Watson Institute for International and Public Affairs
Facebook Twitter YouTube Trending Globally Podcast Instagram LinkedIn Tumblr Email list

Neoliberalism Worsened Violence in Argentine Slums

August 26, 2011

The most tangible, nefarious consequences of neoliberalism in Argentina are found in the swelling slums of its capital city, according to Javier Auyero, professor of sociology at the University of Texas in Austin. 

“Three decades of neoliberal policy in Argentina have generated massive dislocation and economic sufferings,” said Auyero during a talk last spring at the institute titled ‘In Harm’s Way at the Urban Margins.’

As a consequence, inhabitants of Buenos Aires’ informal settlements are increasingly at risk of violence, he argued. 

“What you have is a de-pacification of daily life,” Auyero said. “The rampant daily violence of today is lived as something unprecedented,” he added, citing a doubling of crime rates over the past 15 years.

Auyero zoomed in on an array of violence, ranging from environmental degradation to sexual assault, and focused on how children experience this violence.

In one drawing he displayed, a child sketched two men shooting each other as a police car drives by in the far background. A photograph he showed provided further glimpses into the place of violence in the slums: ‘between bullets I was born and among thugs I was raised,’ reads a graffiti scrawl on a bathroom stall.
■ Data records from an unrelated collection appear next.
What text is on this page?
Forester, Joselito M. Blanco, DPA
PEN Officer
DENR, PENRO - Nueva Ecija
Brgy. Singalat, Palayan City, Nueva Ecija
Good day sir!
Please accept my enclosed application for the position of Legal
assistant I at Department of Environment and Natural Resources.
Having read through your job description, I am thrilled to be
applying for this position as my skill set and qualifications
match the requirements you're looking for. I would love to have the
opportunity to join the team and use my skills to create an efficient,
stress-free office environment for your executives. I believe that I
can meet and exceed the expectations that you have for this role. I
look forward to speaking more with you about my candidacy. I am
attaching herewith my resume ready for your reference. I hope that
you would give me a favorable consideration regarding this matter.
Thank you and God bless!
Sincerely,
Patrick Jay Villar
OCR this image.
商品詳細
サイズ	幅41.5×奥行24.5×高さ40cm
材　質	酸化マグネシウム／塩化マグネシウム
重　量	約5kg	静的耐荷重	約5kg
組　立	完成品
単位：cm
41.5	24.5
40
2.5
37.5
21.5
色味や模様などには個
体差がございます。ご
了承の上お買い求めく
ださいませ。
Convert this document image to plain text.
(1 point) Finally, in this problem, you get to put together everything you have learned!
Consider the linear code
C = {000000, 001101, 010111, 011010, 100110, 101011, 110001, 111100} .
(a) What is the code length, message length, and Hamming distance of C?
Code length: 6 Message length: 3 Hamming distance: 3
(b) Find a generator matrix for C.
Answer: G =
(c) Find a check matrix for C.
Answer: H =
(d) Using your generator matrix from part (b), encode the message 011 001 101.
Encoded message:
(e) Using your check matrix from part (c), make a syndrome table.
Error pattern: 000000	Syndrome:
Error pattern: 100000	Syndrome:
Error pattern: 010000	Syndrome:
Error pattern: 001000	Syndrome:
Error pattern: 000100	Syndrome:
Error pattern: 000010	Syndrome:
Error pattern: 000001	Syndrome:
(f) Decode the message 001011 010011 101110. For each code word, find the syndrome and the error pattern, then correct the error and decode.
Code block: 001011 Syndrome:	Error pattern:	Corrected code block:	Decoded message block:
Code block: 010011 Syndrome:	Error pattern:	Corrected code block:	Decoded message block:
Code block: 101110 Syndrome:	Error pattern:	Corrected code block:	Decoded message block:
“Despite the fact that garbage, like violence, is part of what Foucault would call the order of things and that children are routinely exposed to it, their voices convey no signs of desensitization to it,” Auyero said.

Targeting the roots of this violence is complex, Auyero stressed, but neoliberalism, coupled with a growth of police involvement in the drug trade, is chiefly to blame.

“The police used to be implicated in prostitutes and gambling. Now (they’re implicated in) drugs too,” he said. “Police inaction can also be bought.

“And if you cannot control who exerts violence,” he stressed. “Then everyone can exert violence.”

His talk was part of the Center for Latin American and Caribbean Studies Lecture Series.